A very belated hello Aaron,

I am sorry I haven't been able to reassure you or offer comfort.

In yesterday's post you sound utterly distressed. Are you safe? What has happened?

Tim and James and Mitch have been a godsend. Although you have been asking for a female perspective they have been supporting you so well.

However perhaps you need to know one detail... The fact I haven't been able to write here has nothing to do with you. You haven't done anything wrong. And although you judge yourself quite cruelly most days I don't agree with the put downs.

It is simply me. I haven't been and am still not feeling very well. I write on the forums where and when I can but the answers you have wanted I have hoped another woman might feel able to offer support because I am empty.

Unfortunately we can't predict replies. Even then I don't think the lack of female response means what you have interpreted it as.

You're not replusive. Or boring. Or weird. Or a failure. None of the put downs you give yourself are warranted or fair.

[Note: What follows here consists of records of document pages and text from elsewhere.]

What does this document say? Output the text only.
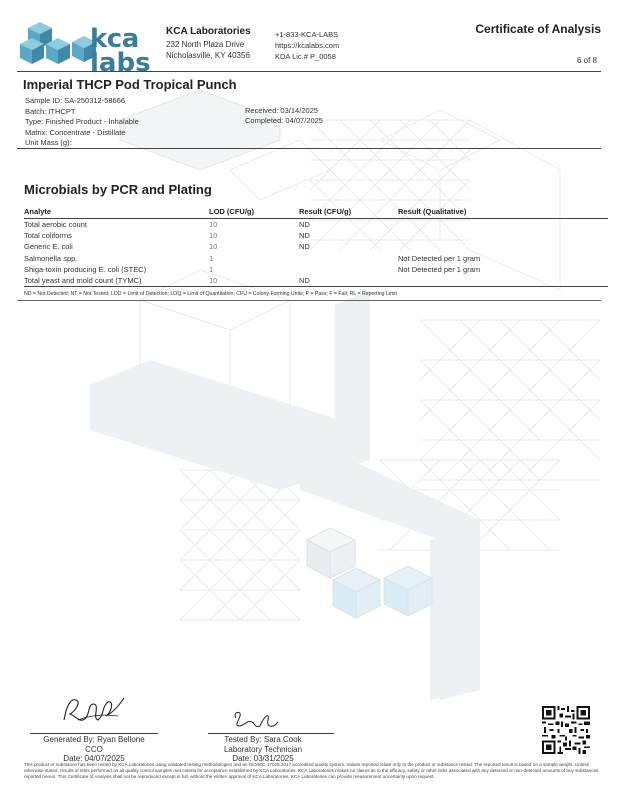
kca
labs
KCA Laboratories
232 North Plaza Drive
Nicholasville, KY 40356
+1-833-KCA-LABS
https://kcalabs.com
KDA Lic.# P_0058
Certificate of Analysis
6 of 8
Imperial THCP Pod Tropical Punch
Sample ID: SA-250312-58666
Batch: ITHCPT
Type: Finished Product - Inhalable
Matrix: Concentrate - Distillate
Unit Mass (g):
Received: 03/14/2025
Completed: 04/07/2025
Microbials by PCR and Plating
Analyte	LOD (CFU/g)	Result (CFU/g)	Result (Qualitative)
Total aerobic count	10	ND	
Total coliforms	10	ND	
Generic E. coli	10	ND	
Salmonella spp.	1		Not Detected per 1 gram
Shiga-toxin producing E. coli (STEC)	1		Not Detected per 1 gram
Total yeast and mold count (TYMC)	10	ND	
ND = Not Detected; NT = Not Tested; LOD = Limit of Detection; LOQ = Limit of Quantitation; CFU = Colony Forming Units; P = Pass; F = Fail; RL = Reporting Limit
Generated By: Ryan Bellone
CCO
Date: 04/07/2025
Tested By: Sara Cook
Laboratory Technician
Date: 03/31/2025
This product or substance has been tested by KCA Laboratories using validated testing methodologies and an ISO/IEC 17025:2017 accredited quality system. Values reported relate only to the product or substance tested. The reported result is based on a sample weight. Unless otherwise stated, results of tests performed on all quality control samples met criteria for acceptance established by KCA Laboratories. KCA Laboratories makes no claims as to the efficacy, safety or other risks associated with any detected or non-detected amounts of any substances reported herein. This Certificate of Analysis shall not be reproduced except in full, without the written approval of KCA Laboratories. KCA Laboratories can provide measurement uncertainty upon request.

The salt you mention that poisons relationships is our self destructive tendencies.

I do this too. And it pushes people away. I shut the world out and then get angry at being rejected and let down. But the reality is I am doing this to myself. I push people away because I want to be alone. If you are alone noone can suprise you by walking away.

We are all weak and flawed and damaged Aaron.

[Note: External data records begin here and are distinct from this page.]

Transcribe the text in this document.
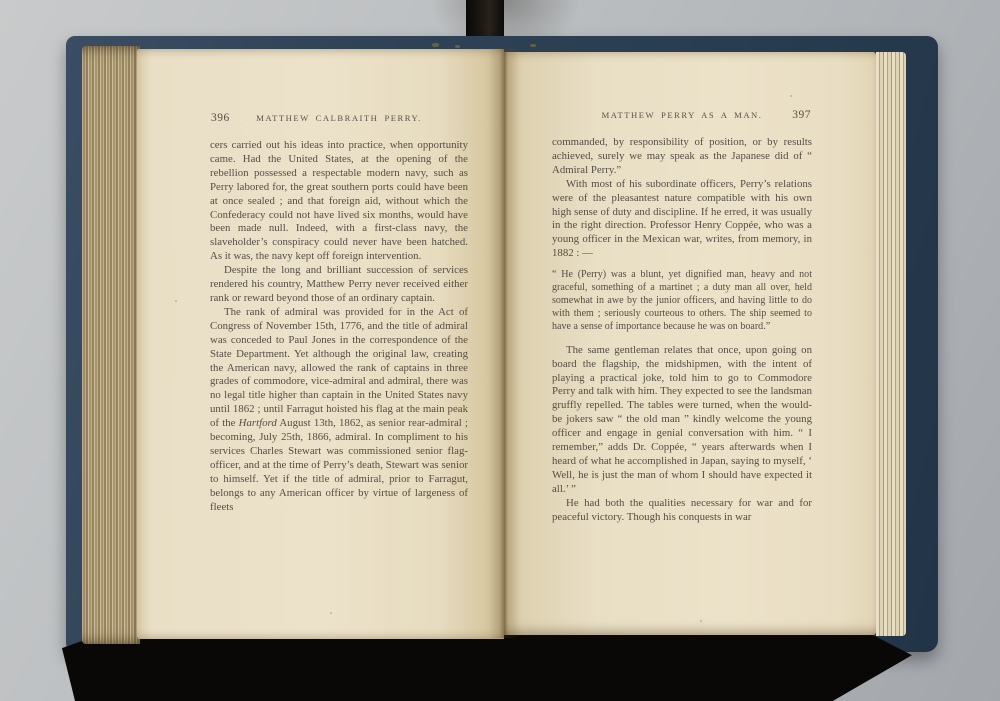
396	MATTHEW CALBRAITH PERRY.

cers carried out his ideas into practice, when opportunity came. Had the United States, at the opening of the rebellion possessed a respectable modern navy, such as Perry labored for, the great southern ports could have been at once sealed ; and that foreign aid, without which the Confederacy could not have lived six months, would have been made null. Indeed, with a first-class navy, the slaveholder’s conspiracy could never have been hatched. As it was, the navy kept off foreign intervention.

Despite the long and brilliant succession of services rendered his country, Matthew Perry never received either rank or reward beyond those of an ordinary captain.

The rank of admiral was provided for in the Act of Congress of November 15th, 1776, and the title of admiral was conceded to Paul Jones in the correspondence of the State Department. Yet although the original law, creating the American navy, allowed the rank of captains in three grades of commodore, vice-admiral and admiral, there was no legal title higher than captain in the United States navy until 1862 ; until Farragut hoisted his flag at the main peak of the Hartford August 13th, 1862, as senior rear-admiral ; becoming, July 25th, 1866, admiral. In compliment to his services Charles Stewart was commissioned senior flag-officer, and at the time of Perry’s death, Stewart was senior to himself. Yet if the title of admiral, prior to Farragut, belongs to any American officer by virtue of largeness of fleets

397
MATTHEW PERRY AS A MAN.

commanded, by responsibility of position, or by results achieved, surely we may speak as the Japanese did of “ Admiral Perry.”

With most of his subordinate officers, Perry’s relations were of the pleasantest nature compatible with his own high sense of duty and discipline. If he erred, it was usually in the right direction. Professor Henry Coppée, who was a young officer in the Mexican war, writes, from memory, in 1882 : —

“ He (Perry) was a blunt, yet dignified man, heavy and not graceful, something of a martinet ; a duty man all over, held somewhat in awe by the junior officers, and having little to do with them ; seriously courteous to others. The ship seemed to have a sense of importance because he was on board.”

The same gentleman relates that once, upon going on board the flagship, the midshipmen, with the intent of playing a practical joke, told him to go to Commodore Perry and talk with him. They expected to see the landsman gruffly repelled. The tables were turned, when the would-be jokers saw “ the old man ” kindly welcome the young officer and engage in genial conversation with him. “ I remember,” adds Dr. Coppée, “ years afterwards when I heard of what he accomplished in Japan, saying to myself, ‘ Well, he is just the man of whom I should have expected it all.’ ”

He had both the qualities necessary for war and for peaceful victory. Though his conquests in war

In a recent post you listed things that make life worthwhile outside of a relationship. This was an excellent place to start.

What noone tells you about relationships is while the knowledge/validation that someone finds you appealing is a magic feeling... It doesn't change the feelings of inadequacy. Mark off one life "milestone" and the next inadequacy rears it's head.

I'm learning it does not end. If I keep living my life trying to live up to what others want you me to do or be I will constantly fail and hurt.

I wish I had answers for you. A member called Quirkywords has a thread about managing our inner critic I value because at heart I do believe we are the cruelest judge of ourselves.

The challenge is trying to identify when we are catastrophising.

You have yet to have a relationship. Yes no doubt it hurts so badly. Yes it makes you look to yourself to find the cause. But does that make you repulsive or any of the other horrible ways you describe yourself?

NO.

Please be kind to yourself. This pain will pass in time and you will try again.

Azzdog
Community Member

I said I’m finished because I’ve officially given up. On finding a girlfriend or having a social life. You all may say I’m not boring because you understand the social traps we all get stuck in. Unfortunately I have been trying for weeks to increase my social life but I keep getting stuck. It’s beckme clear to me that I’m not an interesting person to anyone who doesn’t understand the social gaps I have. They don’t have the patience.

I’m glad you responded though because I thought I scared you off. I am quite content in drifting off into the sunset right now because it has become increasingly clear that I have nothing to offer.

You do speak about milestones in life. The idea of having a girlfriend doesn’t happen to everyone. Some people die alone. It’s a sad reality of life. Some people just do not have the right personality or looks. You and Tim have achieved that. I haven’t and will not.

This is a couples world. It is not designed for people like me. I’m damn sure I will not have a decent life. Because there are no men’s health groups in Victoria. There is no public discussion of the troubles and expectations we have of people without a relationship or social life. People in relationships dominate the discussion. It’s impossible for me to achieve anything close to what EVERYONE else in my life has.

I am repulsive because no one wants to befriend me.

james1
Community Champion
Community Champion

Hi Aaron,

I will be here when you're back.

James

smallwolf
Community Champion
Community Champion

Azzdog,

I am sad about the way you see the world. And I am not disagreeing with anything you say.

I do have one question about your post but will ask your permission before posting?

As far as groups are concerned, there are options there also.

Whatever you decide to do, I will also be here and ready to listen to you.